Friday, December 26, 2014

Linux Container Review 2 of 4: Storage Backends

Continuing reviews of Linux containers, we'll explore the file storage and tools involved.  The tools around Docker images are in flux, creating incompatibilities in images.  The introduction of Rocket, https://coreos.com/blog/rocket/ ,  also paves the way towards further image incompatibilities.  Changing storage backends after creating a large deployment may be difficult, so it is important to evaluate them beforehand, picking the one that best suites your needs.  In this blog post I'll investigate storage formats, storage backend drivers, and tooling around container images of a very minimal application deployment.
  • Picture This - Container image and storage concepts
  • What's in the Box? - Explore current storage formats
  • Tar and Beyond - Test tools to create and explore images
  • Efficient Cow - Evaluation of some "copy on write" efficiency
  • Thinking Outside the Box - Summarize (impatient readers should skip to here)

Picture This...

All containers require an image, which provides the visible root file system on which the container will operate.  This includes the directory layouts, file timestamps, Unix modes, and extended attributes from '/' on up.  An image may contain a complete Linux distribution or nothing at all.
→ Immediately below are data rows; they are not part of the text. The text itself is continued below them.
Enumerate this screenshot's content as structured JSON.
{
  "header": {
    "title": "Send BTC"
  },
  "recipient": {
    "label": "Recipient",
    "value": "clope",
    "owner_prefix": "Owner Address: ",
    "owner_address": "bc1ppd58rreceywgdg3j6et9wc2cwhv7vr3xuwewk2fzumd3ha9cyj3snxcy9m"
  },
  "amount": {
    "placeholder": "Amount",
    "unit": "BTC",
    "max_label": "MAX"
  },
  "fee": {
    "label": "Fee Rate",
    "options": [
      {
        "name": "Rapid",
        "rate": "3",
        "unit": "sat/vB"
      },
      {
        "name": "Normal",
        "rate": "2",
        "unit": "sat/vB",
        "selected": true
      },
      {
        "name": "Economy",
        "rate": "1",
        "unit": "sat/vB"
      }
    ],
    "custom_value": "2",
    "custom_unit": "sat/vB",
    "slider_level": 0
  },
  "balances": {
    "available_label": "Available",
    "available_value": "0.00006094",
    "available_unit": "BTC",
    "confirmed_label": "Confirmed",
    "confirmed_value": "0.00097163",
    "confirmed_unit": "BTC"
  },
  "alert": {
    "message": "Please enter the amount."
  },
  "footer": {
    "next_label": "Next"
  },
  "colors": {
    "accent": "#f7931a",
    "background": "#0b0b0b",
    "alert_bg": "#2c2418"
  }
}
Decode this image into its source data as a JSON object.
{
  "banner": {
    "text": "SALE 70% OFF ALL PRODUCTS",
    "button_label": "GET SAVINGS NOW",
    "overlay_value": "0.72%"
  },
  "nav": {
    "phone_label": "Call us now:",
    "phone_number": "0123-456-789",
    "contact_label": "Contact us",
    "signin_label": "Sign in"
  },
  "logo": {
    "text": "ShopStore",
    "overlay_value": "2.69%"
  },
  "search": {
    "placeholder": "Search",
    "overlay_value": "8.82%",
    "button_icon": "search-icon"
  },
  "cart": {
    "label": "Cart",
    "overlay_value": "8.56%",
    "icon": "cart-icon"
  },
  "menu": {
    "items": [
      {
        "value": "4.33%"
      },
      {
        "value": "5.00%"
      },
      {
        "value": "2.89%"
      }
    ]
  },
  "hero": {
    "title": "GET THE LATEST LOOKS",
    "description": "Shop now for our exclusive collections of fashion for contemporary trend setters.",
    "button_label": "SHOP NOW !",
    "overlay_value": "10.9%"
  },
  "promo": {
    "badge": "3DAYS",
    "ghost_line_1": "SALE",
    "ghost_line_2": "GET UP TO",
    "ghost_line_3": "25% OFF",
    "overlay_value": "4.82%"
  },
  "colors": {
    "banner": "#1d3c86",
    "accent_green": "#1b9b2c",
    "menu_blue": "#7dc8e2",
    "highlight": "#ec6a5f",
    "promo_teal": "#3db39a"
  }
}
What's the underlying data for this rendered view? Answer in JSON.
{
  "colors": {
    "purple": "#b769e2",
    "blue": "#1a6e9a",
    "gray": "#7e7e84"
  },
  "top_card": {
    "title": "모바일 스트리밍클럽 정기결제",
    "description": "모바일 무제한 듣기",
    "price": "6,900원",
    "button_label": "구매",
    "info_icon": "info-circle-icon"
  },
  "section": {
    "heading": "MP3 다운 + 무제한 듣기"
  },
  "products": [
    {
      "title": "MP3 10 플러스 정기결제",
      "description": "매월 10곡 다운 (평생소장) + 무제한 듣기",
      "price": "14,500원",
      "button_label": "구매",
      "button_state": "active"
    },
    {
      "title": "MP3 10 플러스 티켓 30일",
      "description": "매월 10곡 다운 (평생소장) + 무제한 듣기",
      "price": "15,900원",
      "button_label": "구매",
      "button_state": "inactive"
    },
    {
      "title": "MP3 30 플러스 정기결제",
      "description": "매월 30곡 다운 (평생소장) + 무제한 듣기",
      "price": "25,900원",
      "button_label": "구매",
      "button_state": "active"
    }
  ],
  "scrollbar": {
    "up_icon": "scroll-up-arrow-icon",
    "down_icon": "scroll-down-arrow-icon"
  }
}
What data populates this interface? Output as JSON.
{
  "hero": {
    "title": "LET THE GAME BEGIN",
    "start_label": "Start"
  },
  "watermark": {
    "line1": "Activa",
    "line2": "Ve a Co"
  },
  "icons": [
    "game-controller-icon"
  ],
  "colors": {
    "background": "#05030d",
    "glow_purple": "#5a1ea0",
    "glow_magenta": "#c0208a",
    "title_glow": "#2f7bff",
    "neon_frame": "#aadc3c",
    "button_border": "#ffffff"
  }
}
To start a container both an image and compatible storage driver is required.  The storage driver must be able to provide a layered file system.  The idea is that multiple containers may run concurrently on the same server using the same copy of the data within the image.  Any writes performed will be saved in such a way that only the container that wrote to it will be able to access the updated version of the file.

The changes made within a container can be persisted via a snapshot.  Some tools use this functionality implicitly, e.g. a docker build on a Dockerfile will create a snapshot automatically after each processed statement.  Snapshots can then be used for file system rollback.  Common use cases for rollback are to revert to the first sign of issues within a build or installation process after a failure.

Containers can be started with mounts separate from the base image, e.g. Docker "volumes".  Also, tools can be provided to mount external file systems, using traditional methods as well, e.g. via NFS mounts.  This is particularly important if a container relies on high write volume and/or performance within a portion of the file system.

What's in the Box?

Images will be in one of two states: within a storage backend or in a file archive.  Both Docker and Rocket projects use tar as their archive format for offline storage, https://github.com/appc/spec/blob/master/SPEC.md#app-container-image .  Both specify nested tars with the outer layer containing meta data files, including a JSON file describing the image format.  The storage backend formats vary greatly.  Some examples of storage backends for Docker are:
  • AUFS
  • LVM
  • BTRFS
  • OverlayFS
These file systems fall into one of two categories:

  • Union file system: Combines base image with changes via union mount, http://en.wikipedia.org/wiki/Union_mount 
  • Copy-on-write file system: Combines base image with changes via snapshot deltas
Either system will allow independent containers to run, re-using files where possible, creating new ones as needed.  Union file systems typically resolve access more quickly, but must create completely new files if any portion of a file is modified within a container.  Snapshot CoW file systems can store deltas at a block level, so that small changes to big files only result in small deltas.

AUFS is a union file system, and one of the original storage backends for Docker.  Use of AUFS did require compilation of a custom kernel to be made available for use.  It is fast becoming a historical note in the Docker history, as other options were pursued after it was not accepted in the upstream Linux kernel.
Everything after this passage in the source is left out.